The investigation at the Pioneer Mill site in Lahaina was part of a 6-year-old state program to root out the potential threats to public health and the environment at Hawai'i's former sugar mills.
Testing at the site found two areas of elevated arsenic and lead that pose no immediate risk to residents, the Environmental Protection Agency said.
Amfac/JMB stopped processing sugar at Pioneer Mill in 1999.
Herbicides, pesticides and other chemicals associated with processing sugar were either at very low levels or not detected at all and none of the chemicals were found off site, the EPA said.
The Pioneer Mill study is the third investigation completed since the sugar mill project began in 1997, said Melody Calisay, an environmental health specialist with the state Department of Health.

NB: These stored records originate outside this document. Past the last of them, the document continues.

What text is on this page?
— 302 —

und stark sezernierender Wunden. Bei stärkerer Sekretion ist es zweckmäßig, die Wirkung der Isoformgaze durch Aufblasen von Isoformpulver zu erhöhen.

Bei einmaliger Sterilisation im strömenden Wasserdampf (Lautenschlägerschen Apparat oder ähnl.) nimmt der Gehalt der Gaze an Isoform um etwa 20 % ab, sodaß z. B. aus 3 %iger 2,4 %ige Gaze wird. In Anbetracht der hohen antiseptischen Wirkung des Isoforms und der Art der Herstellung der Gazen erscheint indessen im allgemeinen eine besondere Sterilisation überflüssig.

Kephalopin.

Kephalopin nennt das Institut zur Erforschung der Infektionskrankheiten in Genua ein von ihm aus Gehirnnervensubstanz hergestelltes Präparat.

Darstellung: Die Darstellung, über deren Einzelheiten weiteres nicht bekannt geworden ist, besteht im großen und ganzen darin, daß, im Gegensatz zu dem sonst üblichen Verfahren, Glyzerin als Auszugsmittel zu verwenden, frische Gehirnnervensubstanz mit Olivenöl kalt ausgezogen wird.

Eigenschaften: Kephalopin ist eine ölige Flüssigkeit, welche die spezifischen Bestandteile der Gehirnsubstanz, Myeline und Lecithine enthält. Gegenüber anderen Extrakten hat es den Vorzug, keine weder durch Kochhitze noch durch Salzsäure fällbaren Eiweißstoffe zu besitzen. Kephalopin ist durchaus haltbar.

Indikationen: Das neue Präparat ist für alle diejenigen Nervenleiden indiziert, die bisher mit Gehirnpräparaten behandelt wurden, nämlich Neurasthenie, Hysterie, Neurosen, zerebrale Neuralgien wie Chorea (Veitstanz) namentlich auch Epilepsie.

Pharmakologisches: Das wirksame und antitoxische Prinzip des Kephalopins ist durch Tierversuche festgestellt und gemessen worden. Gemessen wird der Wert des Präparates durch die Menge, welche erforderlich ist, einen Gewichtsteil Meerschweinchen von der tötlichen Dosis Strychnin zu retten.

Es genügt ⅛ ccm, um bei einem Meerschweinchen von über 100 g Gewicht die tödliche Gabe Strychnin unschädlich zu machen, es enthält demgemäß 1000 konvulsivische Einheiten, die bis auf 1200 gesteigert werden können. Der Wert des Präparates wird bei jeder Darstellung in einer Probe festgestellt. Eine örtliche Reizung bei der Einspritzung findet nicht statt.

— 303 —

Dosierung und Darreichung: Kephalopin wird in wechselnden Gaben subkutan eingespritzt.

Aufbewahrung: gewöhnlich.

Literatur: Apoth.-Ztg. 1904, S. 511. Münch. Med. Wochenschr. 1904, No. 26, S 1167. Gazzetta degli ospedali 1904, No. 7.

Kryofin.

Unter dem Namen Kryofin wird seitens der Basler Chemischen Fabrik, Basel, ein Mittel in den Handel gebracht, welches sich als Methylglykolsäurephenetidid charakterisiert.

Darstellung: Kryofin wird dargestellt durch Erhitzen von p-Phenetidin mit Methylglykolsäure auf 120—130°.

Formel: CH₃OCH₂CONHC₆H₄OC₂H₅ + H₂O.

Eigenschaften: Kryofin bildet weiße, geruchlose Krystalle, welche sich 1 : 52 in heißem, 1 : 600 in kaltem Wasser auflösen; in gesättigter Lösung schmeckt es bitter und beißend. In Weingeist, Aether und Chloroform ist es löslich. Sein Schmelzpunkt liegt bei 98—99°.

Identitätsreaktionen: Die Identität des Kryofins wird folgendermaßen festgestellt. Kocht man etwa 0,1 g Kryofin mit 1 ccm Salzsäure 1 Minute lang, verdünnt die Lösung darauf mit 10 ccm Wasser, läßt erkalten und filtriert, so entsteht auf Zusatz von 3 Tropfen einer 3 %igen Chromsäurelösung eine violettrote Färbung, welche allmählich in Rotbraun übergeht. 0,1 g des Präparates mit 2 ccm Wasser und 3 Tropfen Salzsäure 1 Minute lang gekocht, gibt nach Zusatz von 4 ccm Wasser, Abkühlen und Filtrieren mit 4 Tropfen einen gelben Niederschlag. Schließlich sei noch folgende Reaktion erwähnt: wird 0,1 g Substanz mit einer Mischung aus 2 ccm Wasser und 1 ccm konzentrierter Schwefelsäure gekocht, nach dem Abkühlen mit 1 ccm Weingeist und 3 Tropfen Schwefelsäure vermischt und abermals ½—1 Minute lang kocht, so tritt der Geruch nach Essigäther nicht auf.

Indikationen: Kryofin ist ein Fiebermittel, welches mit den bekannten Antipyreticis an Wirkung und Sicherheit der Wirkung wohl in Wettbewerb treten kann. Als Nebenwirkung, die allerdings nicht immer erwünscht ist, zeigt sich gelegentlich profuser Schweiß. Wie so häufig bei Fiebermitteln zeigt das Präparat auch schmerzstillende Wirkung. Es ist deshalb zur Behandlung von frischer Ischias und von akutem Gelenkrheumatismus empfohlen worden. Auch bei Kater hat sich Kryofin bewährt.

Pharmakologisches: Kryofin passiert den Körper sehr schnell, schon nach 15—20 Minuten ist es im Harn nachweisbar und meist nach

"We just completed the Oahu Sugar Co., and we finished Kekaha (Kaua'i), which is the former herbicide mixing plant," she said.
Pioneer Mill "was one of the ones they wanted to look at sooner rather than later," said EPA spokesman Dean Higuchi.
The two sites are away from the residential areas and what was found was "a lot less than what anyone expected," Higuchi said.
The state is investigating sugar mills that closed in the 1990s the Waialua and O'ahu sugar mills on O'ahu; Kekaha and Lihu'e on Kaua'i; and Pa'ia and Pioneer Mill on Maui as well as 11 sugar mills on the Big Island, mostly on the Hamakua Coast, that closed in the 1940s, Calisay said.
At Pioneer Mill, the EPA and the state recommended that plastic sheeting be placed over the contaminated soil at the two sites until they can be cleaned up.
EPA and state officials are holding a public meeting tonight in Lahaina to discuss the test results.